Le mouvement indépendantiste est à un tournant.

Oui, la route est sinueuse et les pentes sont abruptes. On dit souvent que l’histoire est cyclique. D’aucuns pensent que nous vivons une traversée du désert. Nous en avons vu d’autres. Après le coup de force de 1982, la scission au sein du gouvernement Lévesque, le retour au pouvoir de Robert Bourassa en 1985, plusieurs avaient prédit un enterrement de première classe au Parti québécois et pour l’option souverainiste de l’époque. Puis, en 1995, nous sommes passés à 33 000 voix de franchir le seuil du Pays. Mais depuis, on nous entraîne dans des débats sur le comment faire l’indépendance plutôt que de débattre du pourquoi. Pourtant nous ne sommes pas « référendistes », nous sommes indépendantistes !

Nous sommes indépendantistes parce que pour une nation, prendre ses décisions par elle-même est essentiel à son développement autant politique, économique que culturel. Parce qu’il y a un État de trop et qu’il y a un coût social, économique et culturel à la dépendance politique du Québec à l’État fédéral.
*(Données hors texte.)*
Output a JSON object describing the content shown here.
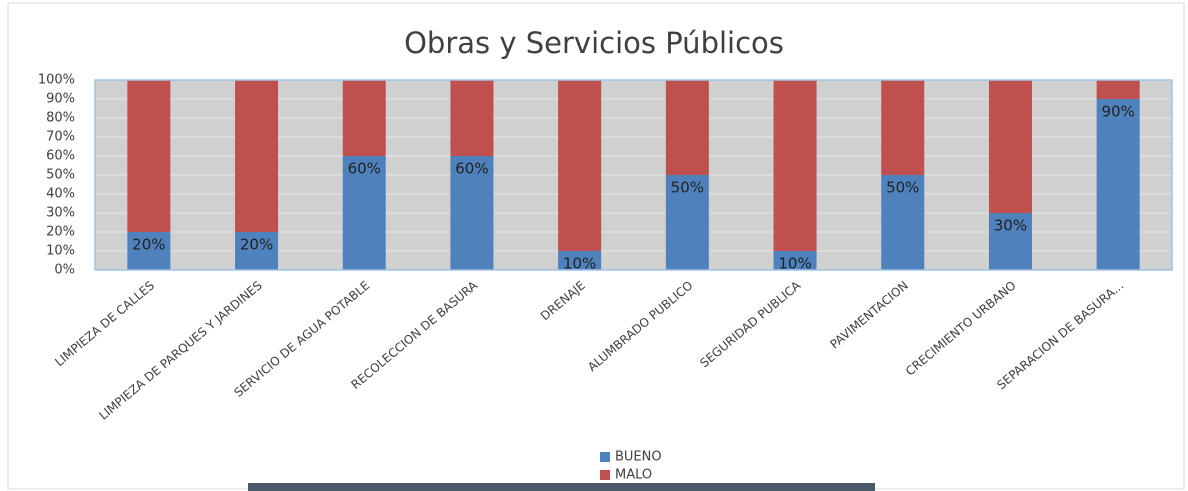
{
  "chart_data": {
    "type": "stacked_bar",
    "title": "Obras y Servicios Públicos",
    "categories": [
      "LIMPIEZA DE CALLES",
      "LIMPIEZA DE PARQUES Y JARDINES",
      "SERVICIO DE AGUA POTABLE",
      "RECOLECCION DE BASURA",
      "DRENAJE",
      "ALUMBRADO PUBLICO",
      "SEGURIDAD PUBLICA",
      "PAVIMENTACION",
      "CRECIMIENTO URBANO",
      "SEPARACION DE BASURA..."
    ],
    "series": [
      {
        "name": "BUENO",
        "color": "#4f81bd",
        "values": [
          20,
          20,
          60,
          60,
          10,
          50,
          10,
          50,
          30,
          90
        ],
        "value_labels": [
          "20%",
          "20%",
          "60%",
          "60%",
          "10%",
          "50%",
          "10%",
          "50%",
          "30%",
          "90%"
        ]
      },
      {
        "name": "MALO",
        "color": "#c0504d",
        "values": [
          80,
          80,
          40,
          40,
          90,
          50,
          90,
          50,
          70,
          10
        ]
      }
    ],
    "ylim": [
      0,
      100
    ],
    "yticks": [
      {
        "value": 0,
        "label": "0%"
      },
      {
        "value": 10,
        "label": "10%"
      },
      {
        "value": 20,
        "label": "20%"
      },
      {
        "value": 30,
        "label": "30%"
      },
      {
        "value": 40,
        "label": "40%"
      },
      {
        "value": 50,
        "label": "50%"
      },
      {
        "value": 60,
        "label": "60%"
      },
      {
        "value": 70,
        "label": "70%"
      },
      {
        "value": 80,
        "label": "80%"
      },
      {
        "value": 90,
        "label": "90%"
      },
      {
        "value": 100,
        "label": "100%"
      }
    ],
    "grid": true,
    "legend": "bottom"
  }
}
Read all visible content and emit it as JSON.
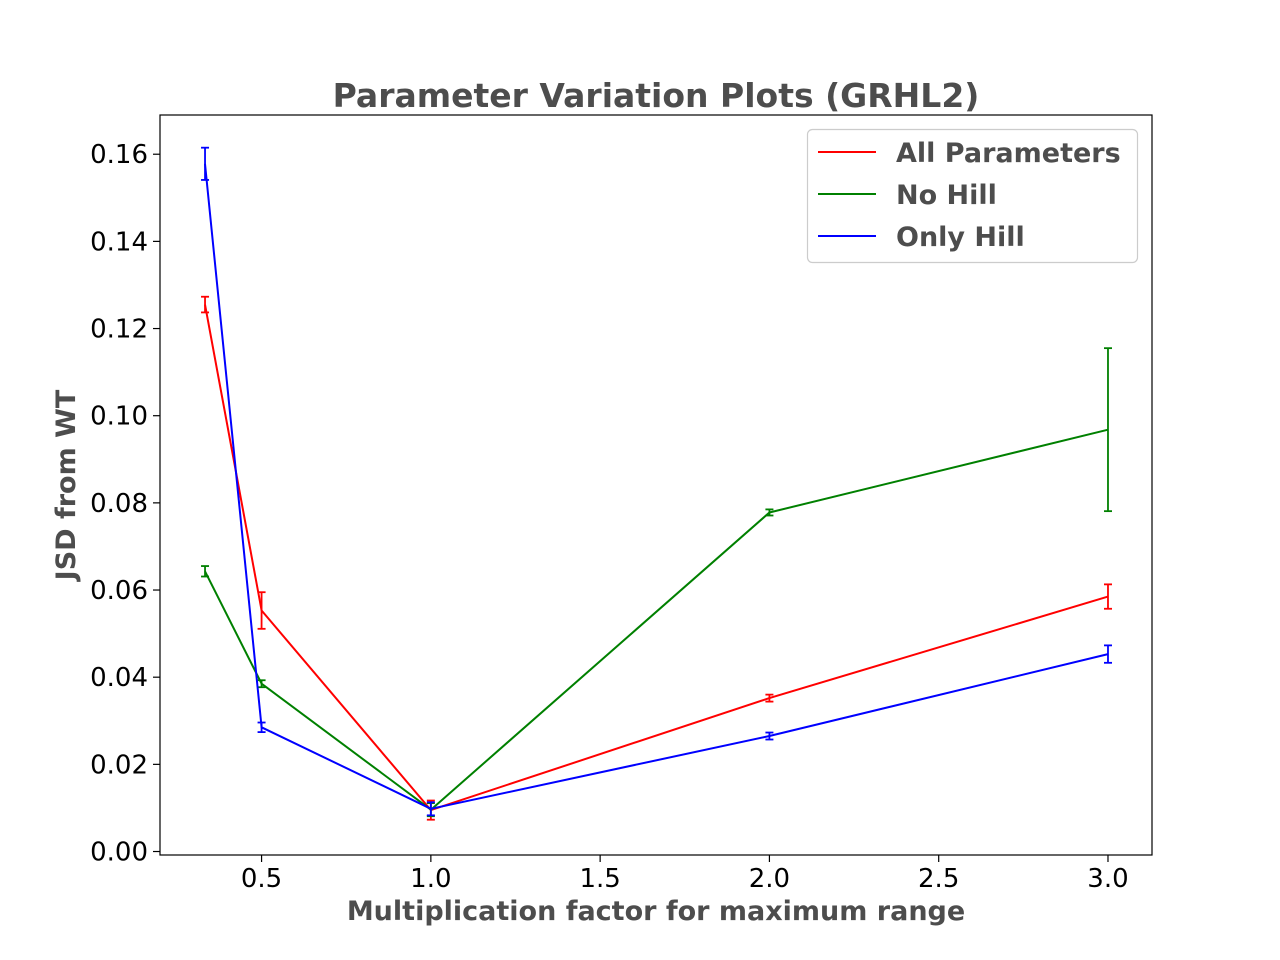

Les Québécoises et les Québécois forment un peuple distinct, une nation avec une identité propre. Cela fait très largement consensus dans la population du Québec.

Ce qui fait de nous une nation unique repose sur notre culture, notre langue, notre histoire, notre patrimoine collectif, la structure de notre économie, notre système social, notre volonté de vivre ensemble, la conscience de notre spécificité, notre volonté de durée dans l’histoire. Cette culture et cette langue publique commune sont ce qui rassemble les Québécoises et les Québécois de toutes origines. Notre langue et notre culture commune ne sont pas des facteurs d’exclusion et de fermeture. C’est ce qui nous permet d’être ouverts à la diversité à l’intérieur du Québec, d’inclure tous les citoyens. Et c’est ce qui nous permet d’être présents à la face du monde. Comme le disait Pierre Bourgault, « Quand nous défendons le français chez nous, ce sont toutes les langues du monde que nous défendons contre l’hégémonie d’une seule. »

Notre combat est celui de tous les peuples à travers le monde qui luttent pour leur autodétermination, que ce soit l’Écosse ou la Catalogne. Et une fois libre de notre subordination politique nous disposerons de tous les leviers pour assumer notre avenir collectif. Nous pourrons prendre notre place à la table des nations dans les forums internationaux pour faire entendre notre voix, en concordance avec nos valeurs et notre spécificité. Alors les Québécoises et les Québécois pourront inspirer d’autres nations en quête d’un avenir meilleur, d’une planète verte et bleue, d’une diplomatie qui repose sur le dialogue et l’ouverture, d’une collaboration humaine inclusive et respectueuse des autres démarches d’autodétermination.

Nous sommes sans doute tous d’accord : pour réussir à augmenter l’appui à l’indépendance, il faut que le débat public porte sur les raisons pour lesquelles on veut faire du Québec un pays.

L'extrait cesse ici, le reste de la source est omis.